Türkiye’de şiir okurundan fazla şair vardır malum; bir de aldatıcı bir çeşitlilik arz eden bir basın dünyası. Kendini tekrar birbirini inkar eden nice haftalık, aylık, üç aylık yayın arasında bir an için varın tahayyül edin kadınlara mahsus bir gazete çıktığını. Kadın dergisi değil, kadınlar için hazırlanmış ara sayfalar değil, kadın eki de değil.. başlı başına bir gazeteden söz ediyorum.
Oysa memleketteki en uzun ömürlü yayınlardan biriydi Hanımlara Mahsus Gazete. 1895 ile 1908 seneleri arasında aralıksız yayınlandı. Toplamda on beş sene boyunca ve tam 614 sayı çıktı. Ahmet Mithad Efendi, Ahmet Rasim gibi dönemin önde gelen erkek yazarları da vardı gerçi gazetenin kalemleri arasında. Vardı var olmasına da esas kadro, çekirdek grup kadınlardan müteşekkildi. Hem de takma isimlerle değil, özbeöz kendi kimlikleriyle yazan edibeler. Onların arasında biri var ki hem böylesine derin iz bıraktı kendinden sonraki kadınların bilinçlenmesinde, hem de ne çabuk, nasıl da kolay unutuldu: Fatma Aliye Hanım.

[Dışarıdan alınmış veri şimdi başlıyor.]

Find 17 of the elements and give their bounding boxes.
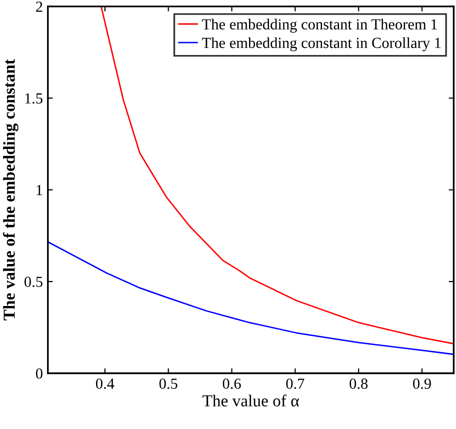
x-tick-label: 0.6 (222, 378, 241, 389)
line-series (48, 241, 454, 356)
x-tick-label: 0.4 (96, 378, 114, 389)
x-tick-label: 0.9 (413, 378, 431, 389)
y-tick-label: 0.5 (24, 276, 42, 288)
x-axis-title: The value of α (202, 394, 299, 406)
line-series (100, 6, 454, 344)
y-tick-label: 2 (36, 2, 42, 12)
y-tick-label: 1.5 (25, 93, 42, 104)
y-axis-title: The value of the embedding constant (2, 59, 18, 320)
x-tick-label: 0.5 (159, 378, 178, 389)
y-tick-label: 1 (36, 185, 42, 196)
legend-label: The embedding constant in Corollary 1 (202, 37, 441, 52)
x-tick-label: 0.8 (350, 378, 368, 389)
y-tick-label: 0 (36, 368, 42, 379)
legend-label: The embedding constant in Theorem 1 (202, 18, 437, 33)
x-tick-label: 0.7 (286, 378, 304, 389)
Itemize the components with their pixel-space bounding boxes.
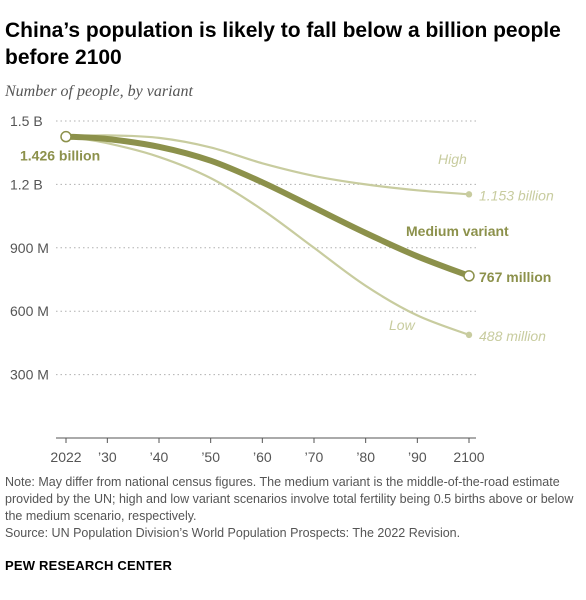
start-marker — [60, 130, 72, 143]
x-tick-label: 2100 — [453, 449, 484, 465]
y-tick-label: 600 M — [10, 303, 49, 319]
end-marker-low — [465, 331, 473, 339]
data-labels: 1.426 billion 1.153 billion 767 million 488… — [20, 148, 554, 344]
series-label-medium: Medium variant — [406, 223, 509, 239]
series-line-high — [65, 134, 470, 196]
y-tick-label: 900 M — [10, 240, 49, 256]
brand-logo-text: PEW RESEARCH CENTER — [5, 558, 173, 573]
x-tick-label: ’40 — [150, 449, 169, 465]
line-chart: 2022 ’30 ’40 ’50 ’60 ’70 ’80 ’90 2100 300 M 600 M… — [10, 113, 554, 465]
x-axis: 2022 ’30 ’40 ’50 ’60 ’70 ’80 ’90 2100 — [50, 437, 485, 465]
end-value-label-low: 488 million — [479, 328, 546, 344]
series-lines — [60, 130, 475, 339]
y-tick-label: 1.2 B — [10, 176, 43, 192]
series-label-high: High — [438, 151, 467, 167]
x-tick-label: ’50 — [201, 449, 220, 465]
x-tick-label: ’60 — [253, 449, 272, 465]
gridlines — [56, 120, 476, 376]
x-tick-label: ’90 — [408, 449, 427, 465]
x-tick-label: ’70 — [305, 449, 324, 465]
end-marker-medium — [463, 270, 475, 282]
chart-note: Note: May differ from national census fi… — [5, 474, 580, 542]
chart-title: China’s population is likely to fall bel… — [5, 19, 561, 69]
x-tick-label: ’30 — [98, 449, 117, 465]
end-value-label-medium: 767 million — [479, 269, 551, 285]
series-line-medium-variant — [63, 133, 472, 279]
source-text: Source: UN Population Division’s World P… — [5, 526, 461, 540]
y-tick-label: 1.5 B — [10, 113, 43, 129]
y-tick-label: 300 M — [10, 367, 49, 383]
end-marker-high — [465, 191, 473, 198]
end-value-label-high: 1.153 billion — [479, 187, 554, 203]
series-line-low — [65, 135, 470, 336]
series-label-low: Low — [389, 317, 416, 333]
x-tick-label: 2022 — [50, 449, 81, 465]
start-value-label: 1.426 billion — [20, 148, 100, 164]
chart-subtitle: Number of people, by variant — [5, 83, 193, 100]
x-tick-label: ’80 — [356, 449, 375, 465]
y-axis-labels: 300 M 600 M 900 M 1.2 B 1.5 B — [10, 113, 49, 383]
note-text: Note: May differ from national census fi… — [5, 475, 574, 523]
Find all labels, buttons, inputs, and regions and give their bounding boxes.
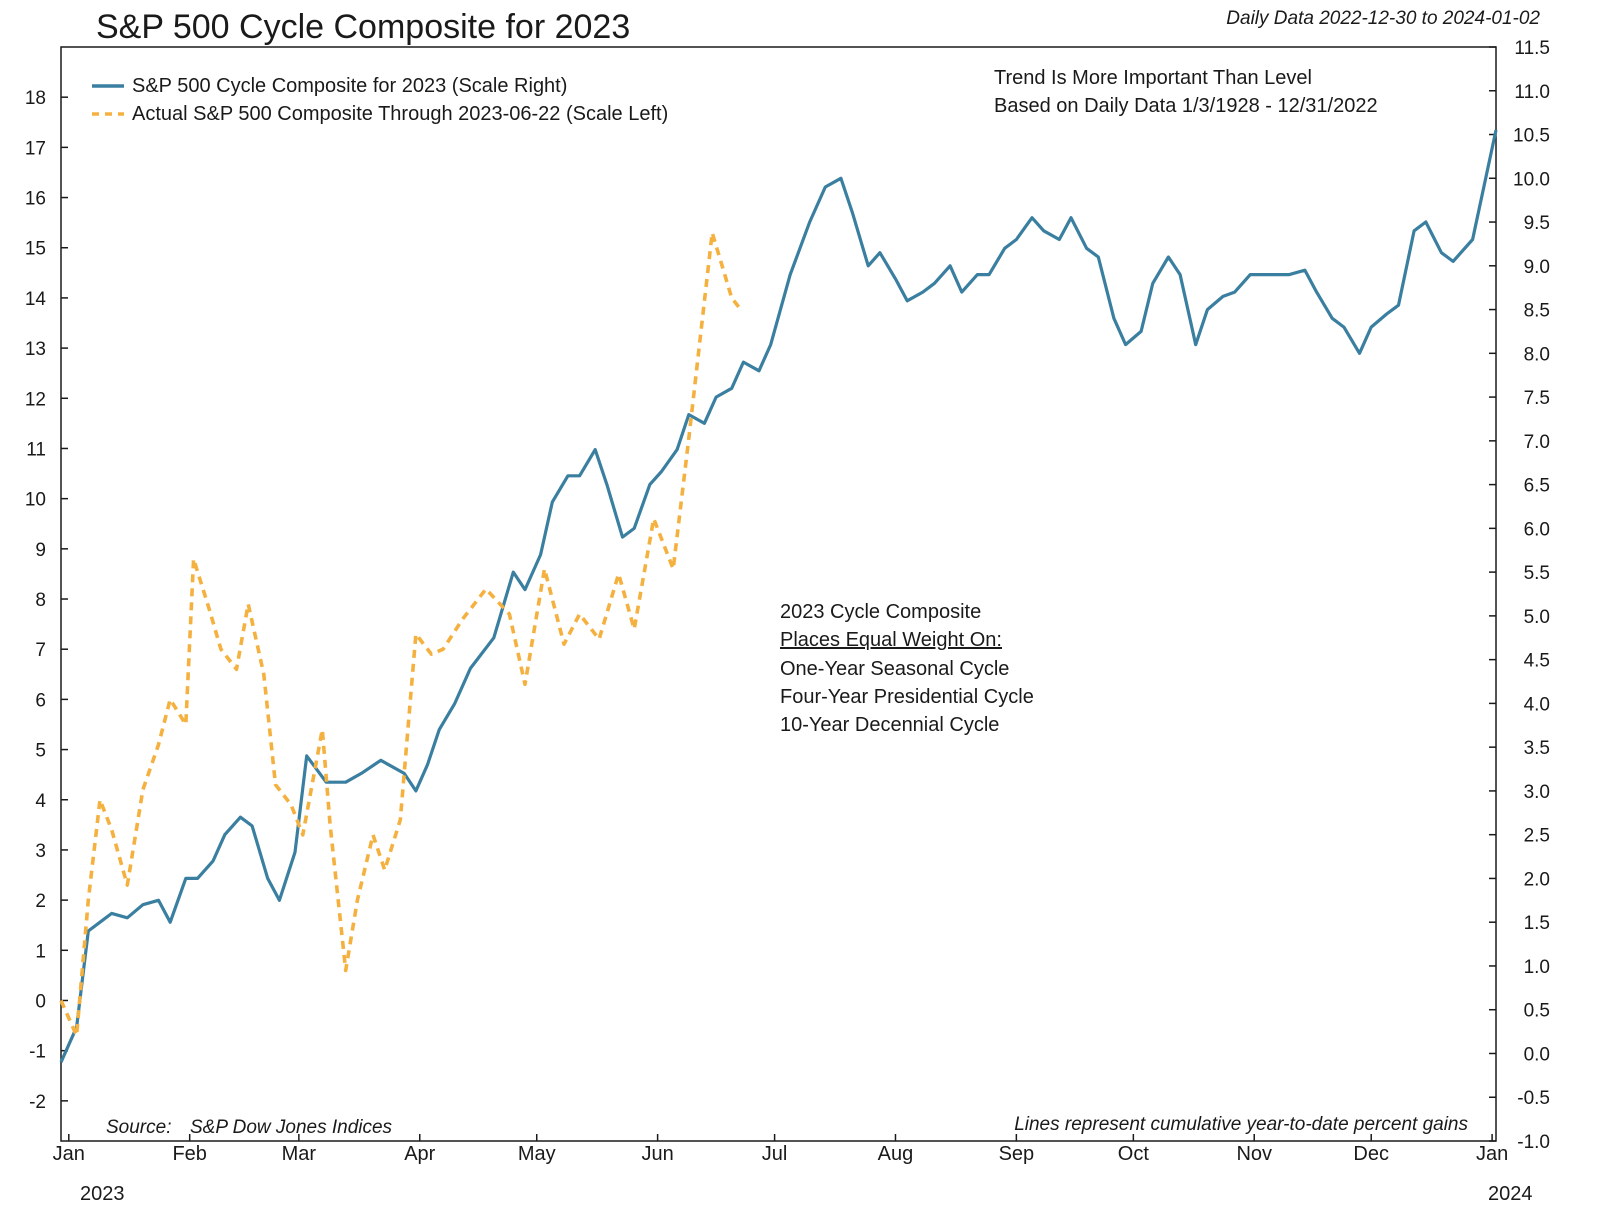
right-tick-label: 0.0	[1524, 1044, 1550, 1065]
right-tick-label: -1.0	[1517, 1132, 1550, 1153]
x-year-end-label: 2024	[1488, 1183, 1533, 1205]
right-tick-label: 10.0	[1513, 169, 1550, 190]
x-tick-label: May	[518, 1143, 556, 1165]
left-tick-label: 10	[25, 490, 46, 511]
x-tick-label: Sep	[999, 1143, 1035, 1165]
left-tick-label: 3	[35, 841, 46, 862]
right-tick-label: 5.5	[1524, 563, 1550, 584]
composite-note-item-3: 10-Year Decennial Cycle	[780, 714, 999, 736]
x-tick-label: Aug	[878, 1143, 914, 1165]
x-tick-label: Jan	[1476, 1143, 1508, 1165]
right-tick-label: 4.5	[1524, 651, 1550, 672]
right-tick-label: 2.5	[1524, 826, 1550, 847]
source-value: S&P Dow Jones Indices	[190, 1117, 393, 1138]
left-tick-label: -2	[29, 1092, 46, 1113]
x-tick-label: Jan	[53, 1143, 85, 1165]
composite-note-underlined: Places Equal Weight On:	[780, 629, 1002, 651]
x-year-start-label: 2023	[80, 1183, 125, 1205]
series-line-cycle-composite	[59, 129, 1498, 1063]
left-tick-label: 13	[25, 339, 46, 360]
right-tick-label: 0.5	[1524, 1001, 1550, 1022]
left-tick-label: 18	[25, 88, 46, 109]
left-tick-label: 4	[35, 791, 46, 812]
right-tick-label: 11.0	[1514, 82, 1550, 103]
left-tick-label: -1	[29, 1042, 46, 1063]
series-layer	[59, 129, 1498, 1063]
right-tick-label: 3.0	[1524, 782, 1550, 803]
x-tick-label: Mar	[282, 1143, 317, 1165]
right-tick-label: 3.5	[1524, 738, 1550, 759]
left-tick-label: 5	[35, 741, 46, 762]
chart-title: S&P 500 Cycle Composite for 2023	[96, 8, 630, 46]
right-tick-label: 7.5	[1524, 388, 1550, 409]
trend-note-line-1: Trend Is More Important Than Level	[994, 67, 1312, 89]
right-tick-label: 6.5	[1524, 476, 1550, 497]
right-tick-label: 11.5	[1514, 38, 1550, 59]
right-tick-label: 10.5	[1513, 126, 1550, 147]
composite-note-item-1: One-Year Seasonal Cycle	[780, 658, 1009, 680]
x-axis: Jan Feb Mar Apr May Jun Jul Aug Sep Oct Nov Dec Jan	[53, 1134, 1508, 1165]
right-tick-label: 9.0	[1524, 257, 1550, 278]
right-tick-label: 4.0	[1524, 694, 1550, 715]
composite-note: 2023 Cycle Composite Places Equal Weight…	[780, 601, 1034, 736]
source-label: Source:	[106, 1117, 171, 1138]
left-tick-label: 17	[25, 138, 46, 159]
right-tick-label: 1.5	[1524, 913, 1550, 934]
composite-note-header: 2023 Cycle Composite	[780, 601, 981, 623]
legend-label-composite: S&P 500 Cycle Composite for 2023 (Scale …	[132, 75, 567, 97]
left-tick-label: 16	[25, 189, 46, 210]
right-tick-label: 6.0	[1524, 519, 1550, 540]
right-tick-label: 1.0	[1524, 957, 1550, 978]
legend-label-actual: Actual S&P 500 Composite Through 2023-06…	[132, 103, 668, 125]
x-tick-label: Jun	[641, 1143, 673, 1165]
left-tick-label: 8	[35, 590, 46, 611]
x-tick-label: Feb	[172, 1143, 206, 1165]
left-tick-label: 15	[25, 239, 46, 260]
x-tick-label: Nov	[1236, 1143, 1272, 1165]
left-tick-label: 6	[35, 690, 46, 711]
x-tick-label: Apr	[404, 1143, 435, 1165]
footnote: Lines represent cumulative year-to-date …	[1014, 1114, 1468, 1135]
left-tick-label: 12	[25, 389, 46, 410]
left-tick-label: 2	[35, 891, 46, 912]
x-tick-label: Jul	[762, 1143, 788, 1165]
left-tick-label: 1	[35, 941, 46, 962]
series-line-actual-sp500	[59, 230, 741, 1038]
left-tick-label: 7	[35, 640, 46, 661]
right-tick-label: 2.0	[1524, 869, 1550, 890]
trend-note-line-2: Based on Daily Data 1/3/1928 - 12/31/202…	[994, 95, 1378, 117]
x-tick-label: Oct	[1118, 1143, 1150, 1165]
x-tick-label: Dec	[1353, 1143, 1389, 1165]
right-tick-label: 8.0	[1524, 344, 1550, 365]
right-tick-label: 8.5	[1524, 301, 1550, 322]
right-tick-label: -0.5	[1517, 1088, 1550, 1109]
left-tick-label: 14	[25, 289, 47, 310]
left-tick-label: 11	[26, 439, 46, 460]
right-axis: -1.0 -0.5 0.0 0.5 1.0 1.5 2.0 2.5 3.0 3.5 4.0 4.5 5.…	[1489, 38, 1550, 1153]
plot-frame	[60, 46, 1497, 1142]
right-tick-label: 9.5	[1524, 213, 1550, 234]
chart-subtitle: Daily Data 2022-12-30 to 2024-01-02	[1226, 8, 1540, 29]
left-tick-label: 0	[35, 991, 46, 1012]
composite-note-item-2: Four-Year Presidential Cycle	[780, 686, 1034, 708]
right-tick-label: 5.0	[1524, 607, 1550, 628]
legend: S&P 500 Cycle Composite for 2023 (Scale …	[92, 75, 668, 125]
right-tick-label: 7.0	[1524, 432, 1550, 453]
left-tick-label: 9	[35, 540, 46, 561]
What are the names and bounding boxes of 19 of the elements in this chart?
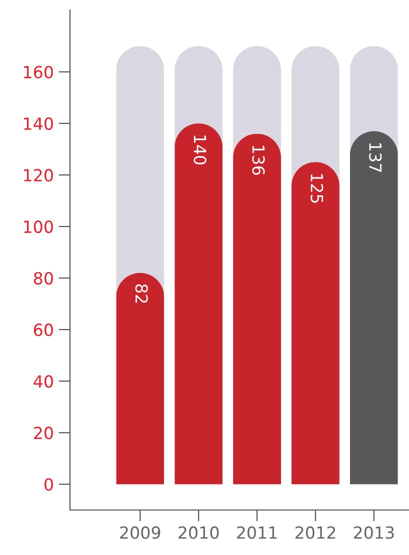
x-tick-label: 2011 xyxy=(237,526,277,539)
x-tick-label: 2010 xyxy=(178,526,219,539)
y-tick-label: 140 xyxy=(24,117,53,130)
y-tick-label: 80 xyxy=(34,272,53,285)
data-label: 140 xyxy=(194,136,206,164)
data-label: 82 xyxy=(135,284,148,303)
y-tick-label: 20 xyxy=(34,426,53,440)
y-tick-label: 120 xyxy=(24,168,53,182)
y-tick-label: 0 xyxy=(44,478,53,491)
x-tick-label: 2009 xyxy=(120,526,160,539)
data-label: 125 xyxy=(310,174,324,203)
y-tick-label: 160 xyxy=(24,66,53,78)
y-tick-label: 60 xyxy=(34,324,53,336)
x-tick-label: 2012 xyxy=(295,526,336,539)
data-label: 137 xyxy=(369,143,382,172)
y-tick-label: 40 xyxy=(34,375,53,388)
x-tick-label: 2013 xyxy=(354,526,394,539)
data-label: 136 xyxy=(252,146,265,175)
y-tick-label: 100 xyxy=(24,220,53,234)
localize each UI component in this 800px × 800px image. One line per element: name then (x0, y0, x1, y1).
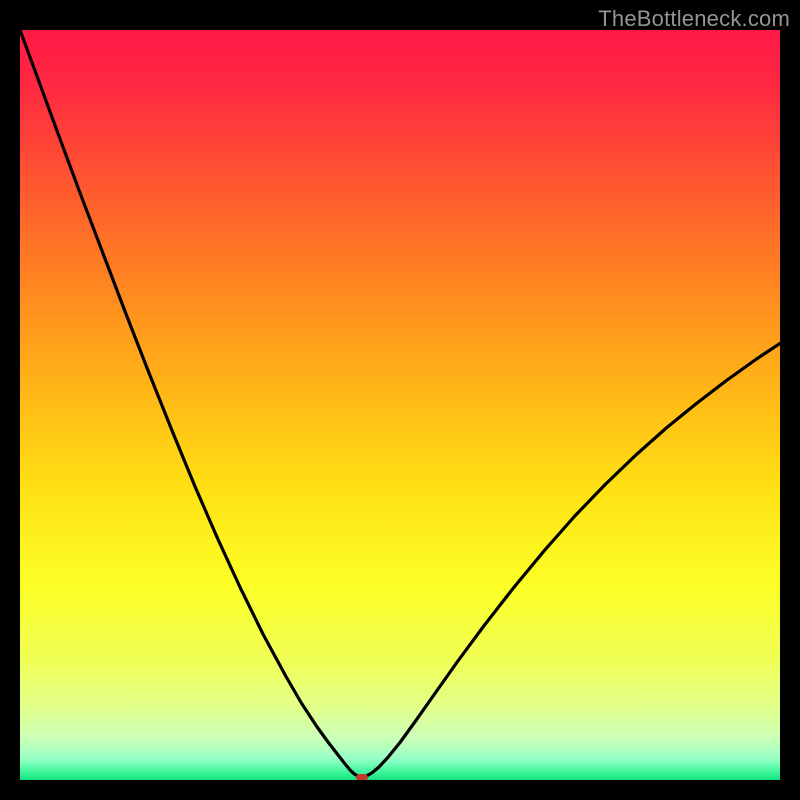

Kadınların ya babaları ya kocaları aracılığıyla yer edinip itibar görebildikleri bir ortamda o da önemli bir babanın kızıydı: Reformcu İslam düşünürü Cevdet Paşa’nın. Dönemin birçok aydını gibi Cevdet Paşa da hakiki bir “terakki ve tebeddül” sağlanabilmesi için kız evladının eğitimini yönlendirmişe ve yürekten desteklemişe benziyor. Böyle bir destekle yetişen Fatma Aliye derin bir İslam bilgisine ve engin ideallere sahipti. Doğrusu bu haliyle günümüzün feminist araştırmacıları için bir parça muammadır kendileri. Kolay kolay sığmaz zamane kategorilerine. Bir yanıyla dönemin fersah fersah ötesinde radikal amaçlar tayin edebilecek kadar feminist, modernleşmeye hız kazandıracak kadar Batılı ve Batılılaşmadan yanadır; bir yanıyla da “İslam Kadını” ideali çizip böyle bir alternatifin izini sürecek kadar Doğulu, buralı. Bir yandan Osmanlı kadınlarını eve hapsetmeye niyetlenen memleket erkeklerine verir veriştirir, bir yandan da Osmanlı kadınını harem hayatından ibaret zanneden Şarkiyatçı Avrupa zihniyetine. Her şeyi sorgulamayı sever ya, nedense kafi sûrette eleştirmedikleri de vardır bu arada. Tutar mesela, cariyelik kurumunu sorgulamaz yeterince. Sorgulamadığı gibi neredeyse kölelikten yanadır, köleleşmekten bunca ürktüğü halde. Hanedana yakın olmanın, toplumsal konumunun ayrıcalıklarından da yararlanır Fatma Aliye. Ama işte tüm bunların yanı sıra, tüm bunların ötesinde, esas kendisinden sonraki nice seçkinin göz ardı ettiği bir bağın farkındadır: kadın ve kültür. Kültürdür kadını dönüştürecek olan ve kadındır kültürü dönüştürecek.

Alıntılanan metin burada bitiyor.